More than 11 hours into my shift, with only a few more minutes to go. Empty Lays and Snickers packets lie crinkled next to me, evidence of the time I have spent on fire watch today. My ears are on alert for any sizzle, my eyes scouring the area for any spark that could set these mountains raging. From time to time, I hear twigs cracking, animals maybe. Or just the heat. No other humans though. Just me, right up to the next mile marker. And Justin, who should be coming in … in about 4 minutes.
True to habit, I watch his form approach the tower. Trudging along slowly, his feet shuffling. Almost like, he’s dreading his shift. I don’t blame him. He’s about 30 feet away, when I realize it isn’t him at all. That’s strange, I think, I don’t remember encountering a human here at this time of the day. It’s miles of wilderness with no highways until a good distance away. It’s an old woman, super old from the looks of it, I realize with a start. How did she even get here? I watch her, hunched over, putting one foot in front of the other, dragging herself along as if her life depends on it. She looks up, meeting my eye and stops. Seconds pass, our eyes locked. And I watch unblinking, as a red stain materializes by her bosom. I watch it grow, spreading across her chest, the crimson threatening to pool over. I hear her feeble moan, her hands trying to stem the flow. She still does not tear her eyes away from me. I watch the first drop touch the ground in slow motion.

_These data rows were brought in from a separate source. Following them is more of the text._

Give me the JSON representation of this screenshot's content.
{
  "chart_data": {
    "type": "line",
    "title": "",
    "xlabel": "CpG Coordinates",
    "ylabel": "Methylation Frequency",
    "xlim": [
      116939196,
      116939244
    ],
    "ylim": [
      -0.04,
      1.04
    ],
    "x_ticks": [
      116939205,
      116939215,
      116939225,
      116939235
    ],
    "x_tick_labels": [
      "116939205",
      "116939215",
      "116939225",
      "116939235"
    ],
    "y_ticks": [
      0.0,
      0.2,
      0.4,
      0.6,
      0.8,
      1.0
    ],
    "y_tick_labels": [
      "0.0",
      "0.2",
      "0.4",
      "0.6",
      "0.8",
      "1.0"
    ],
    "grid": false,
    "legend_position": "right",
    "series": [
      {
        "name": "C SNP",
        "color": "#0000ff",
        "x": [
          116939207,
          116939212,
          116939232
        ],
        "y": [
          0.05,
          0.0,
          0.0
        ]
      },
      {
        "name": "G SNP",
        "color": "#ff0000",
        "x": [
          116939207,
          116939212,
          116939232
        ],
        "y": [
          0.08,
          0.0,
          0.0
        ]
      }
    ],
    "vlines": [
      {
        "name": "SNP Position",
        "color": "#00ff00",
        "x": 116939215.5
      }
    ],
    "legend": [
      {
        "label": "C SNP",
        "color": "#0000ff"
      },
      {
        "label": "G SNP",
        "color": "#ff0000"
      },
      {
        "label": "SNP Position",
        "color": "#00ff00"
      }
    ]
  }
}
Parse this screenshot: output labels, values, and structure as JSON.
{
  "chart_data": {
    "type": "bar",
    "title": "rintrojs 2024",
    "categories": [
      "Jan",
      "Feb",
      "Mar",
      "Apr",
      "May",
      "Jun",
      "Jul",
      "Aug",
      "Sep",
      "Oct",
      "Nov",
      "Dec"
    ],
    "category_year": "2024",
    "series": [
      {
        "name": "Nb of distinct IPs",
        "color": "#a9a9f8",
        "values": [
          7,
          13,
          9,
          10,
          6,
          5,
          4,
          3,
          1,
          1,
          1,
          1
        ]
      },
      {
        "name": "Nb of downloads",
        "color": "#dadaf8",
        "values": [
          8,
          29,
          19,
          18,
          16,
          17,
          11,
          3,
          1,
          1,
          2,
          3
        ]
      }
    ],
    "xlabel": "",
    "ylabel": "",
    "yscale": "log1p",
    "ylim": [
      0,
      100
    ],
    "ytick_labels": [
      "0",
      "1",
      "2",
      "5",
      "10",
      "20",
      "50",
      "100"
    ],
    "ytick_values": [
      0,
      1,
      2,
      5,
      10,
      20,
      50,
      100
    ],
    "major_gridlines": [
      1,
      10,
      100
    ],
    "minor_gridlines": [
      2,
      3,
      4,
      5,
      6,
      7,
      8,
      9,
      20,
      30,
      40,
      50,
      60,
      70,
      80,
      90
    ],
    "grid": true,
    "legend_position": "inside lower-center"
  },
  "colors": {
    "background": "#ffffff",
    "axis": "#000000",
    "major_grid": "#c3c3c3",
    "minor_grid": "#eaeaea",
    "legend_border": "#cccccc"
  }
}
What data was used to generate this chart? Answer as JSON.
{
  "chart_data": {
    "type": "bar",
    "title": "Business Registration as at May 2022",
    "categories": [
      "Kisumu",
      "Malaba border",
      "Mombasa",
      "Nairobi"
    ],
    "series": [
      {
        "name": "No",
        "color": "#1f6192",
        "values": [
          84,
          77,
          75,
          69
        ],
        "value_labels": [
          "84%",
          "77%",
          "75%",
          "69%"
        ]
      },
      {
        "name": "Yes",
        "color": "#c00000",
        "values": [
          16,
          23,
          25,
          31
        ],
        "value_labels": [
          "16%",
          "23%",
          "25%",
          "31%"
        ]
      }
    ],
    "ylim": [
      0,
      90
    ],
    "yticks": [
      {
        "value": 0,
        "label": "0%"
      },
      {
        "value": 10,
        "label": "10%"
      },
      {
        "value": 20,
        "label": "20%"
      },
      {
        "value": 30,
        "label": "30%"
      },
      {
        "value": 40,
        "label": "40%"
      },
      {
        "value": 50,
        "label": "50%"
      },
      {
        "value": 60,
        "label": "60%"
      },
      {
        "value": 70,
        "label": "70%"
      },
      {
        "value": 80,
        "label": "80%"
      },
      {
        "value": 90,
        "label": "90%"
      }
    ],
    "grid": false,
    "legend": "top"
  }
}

And then I hear the clink of metal hitting the ground. We both break our gaze, turning to look at the foreign object. The knife, oozing with blood, as it lies a good fifteen feet away. With no hand holding it. I look around, hoping to spot an intruder. But nothing moves. Absolutely no movement and no one else in sight. I look back at the old lady, as she crumples to the ground. I cannot breathe.
From behind me, a soft breeze starts up, the drift caressing my hair as I shiver in the dusky heat.